SARS-CoV-2 specific antibody measurements: An enzyme-linked immunosorbent assay (ELISA) was used to detect SARS-CoV-2 specific IgG and IgM antibodies in plasma samples from patients (positive by PCR test with nasopharyngeal samples) and from donors with or without symptoms, who were tested positive or negative by PCR. Qualitative serology ELISA kits from Creative Diagnostics (Shirley, NY, USA) were used to measure anti-SARS-CoV-2 IgG (product # DEIASL019) and IgM (product # DEIASL020) levels in plasma samples. Briefly, 100 µL of negative and positive control were added to the positive and negative control wells without dilution. Ten microliters (10 µL) of plasma samples were added to the wells containing 100 ul of dilution buffer, mixed thoroughly, sealed with cover film, and incubated at 37°C for 30 minutes. The plate was washed five times using 300 microliters of 1x diluted wash buffer. After completing all the assay steps according to the product instructions, the absorbance of the assay solutions at 450 nm was measured using a plate reader (Synergy H1 Hybrid Reader, BioTek, USA). An OD value of ≥ 0.50 for the positive control and ≤ 0.10 for the negative control sample were obtained, confirming the validity of the assay, per product instruction. The following cutoff values, as provided in the product manual, were used for results interpretation: <0.3, negative; ≥ 0.3 to < 0.5, intermediate; ≥ 0.50, positive.
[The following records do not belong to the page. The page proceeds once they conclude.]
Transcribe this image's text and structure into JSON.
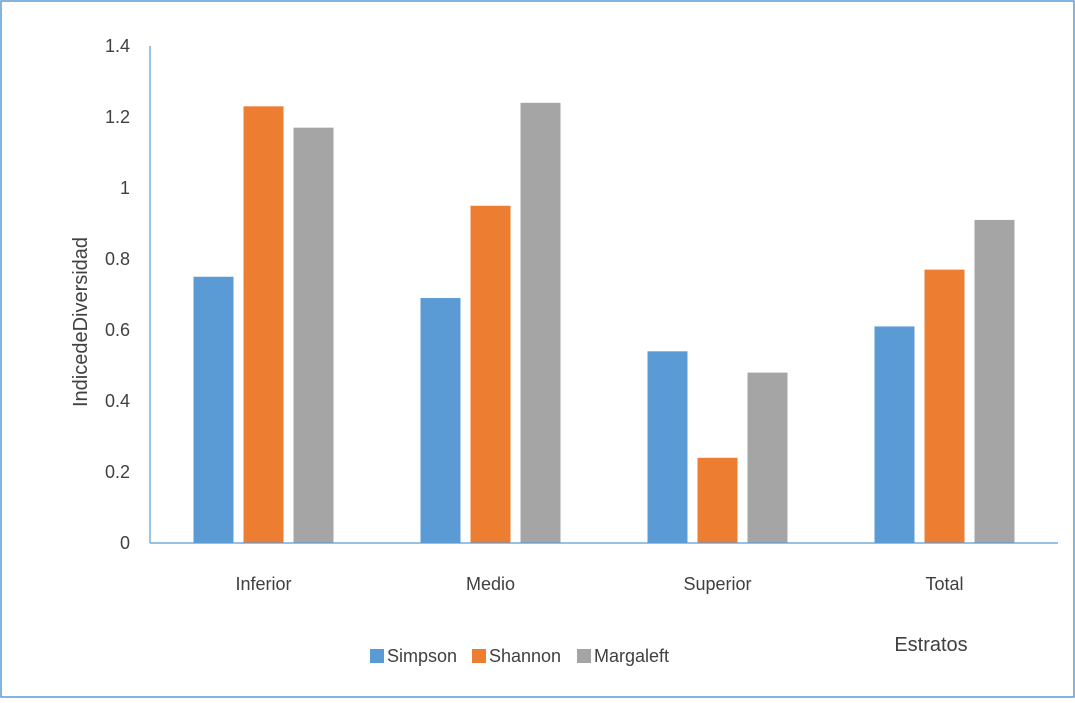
{
  "chart_data": {
    "type": "bar",
    "title": "",
    "ylabel": "IndicedeDiversidad",
    "xlabel": "Estratos",
    "ylim": [
      0,
      1.4
    ],
    "yticks": [
      "0",
      "0.2",
      "0.4",
      "0.6",
      "0.8",
      "1",
      "1.2",
      "1.4"
    ],
    "categories": [
      "Inferior",
      "Medio",
      "Superior",
      "Total"
    ],
    "series": [
      {
        "name": "Simpson",
        "color": "#5B9BD5",
        "values": [
          0.75,
          0.69,
          0.54,
          0.61
        ]
      },
      {
        "name": "Shannon",
        "color": "#ED7D31",
        "values": [
          1.23,
          0.95,
          0.24,
          0.77
        ]
      },
      {
        "name": "Margaleft",
        "color": "#A5A5A5",
        "values": [
          1.17,
          1.24,
          0.48,
          0.91
        ]
      }
    ],
    "legend_position": "bottom",
    "grid": false,
    "colors": {
      "border": "#5B9BD5",
      "axis": "#5B9BD5",
      "text": "#404040"
    }
  }
}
Statistical Analysis. Statistical differences of test results between different cohorts were analyzed using student t test, two-sample assuming unequal variances. P values < 0.05 were considered as significant difference. The numbers of asterisks indicate significance levels of P values, for example, the symbols of *, **, ***, and **** represent P values of ≤ 0.05, ≤ 0.01, ≤ 0.001, and ≤ 0.0001, respectively. If there is no significant difference (P > 0.05) between the groups, the results are presented as “ns”, namely, not significant.
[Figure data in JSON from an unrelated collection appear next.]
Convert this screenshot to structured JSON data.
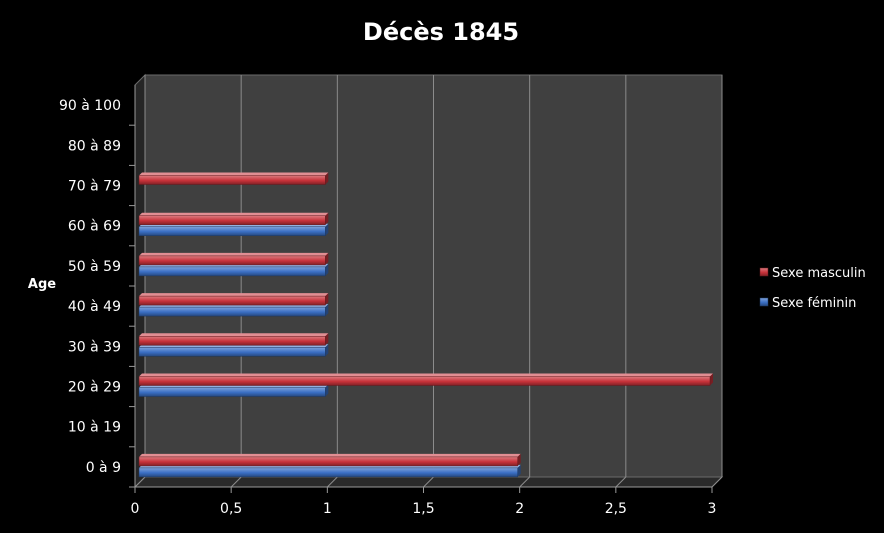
{
  "chart_data": {
    "type": "bar",
    "orientation": "horizontal",
    "title": "Décès 1845",
    "ylabel": "Age",
    "xlabel": "",
    "categories": [
      "0 à 9",
      "10 à 19",
      "20 à 29",
      "30 à 39",
      "40 à 49",
      "50 à 59",
      "60 à 69",
      "70 à 79",
      "80 à 89",
      "90 à 100"
    ],
    "series": [
      {
        "name": "Sexe féminin",
        "color": "#3a6fc4",
        "values": [
          2,
          0,
          1,
          1,
          1,
          1,
          1,
          0,
          0,
          0
        ]
      },
      {
        "name": "Sexe masculin",
        "color": "#c8323a",
        "values": [
          2,
          0,
          3,
          1,
          1,
          1,
          1,
          1,
          0,
          0
        ]
      }
    ],
    "legend_order": [
      "Sexe masculin",
      "Sexe féminin"
    ],
    "xlim": [
      0,
      3
    ],
    "xticks": [
      0,
      0.5,
      1,
      1.5,
      2,
      2.5,
      3
    ],
    "xtick_labels": [
      "0",
      "0,5",
      "1",
      "1,5",
      "2",
      "2,5",
      "3"
    ],
    "grid": true,
    "legend_position": "right",
    "style": "3d",
    "background_color": "#000000",
    "plot_area_color": "#404040",
    "text_color": "#ffffff"
  }
}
Spearman’s rank-order correlation was used to analyze the correlation between the D2Dx immunity test scores of COVID-19 patients in the severe symptom cohort and the days from symptom onset to blood draw. The strength of the correlation was interpreted according to the scale suggest by Akoglu40: correlation coefficient 1 – perfect; 0.7–0.9 – strong positive correlation; 0.4–0.6 – moderate positive correlation; 0.1–0.3 – weak positive correlation; and 0 – zero correlation. Both student t test and Spearman’s rank-order correlation was conducted using the data analysis function in Microsoft Office 2010 Excel software.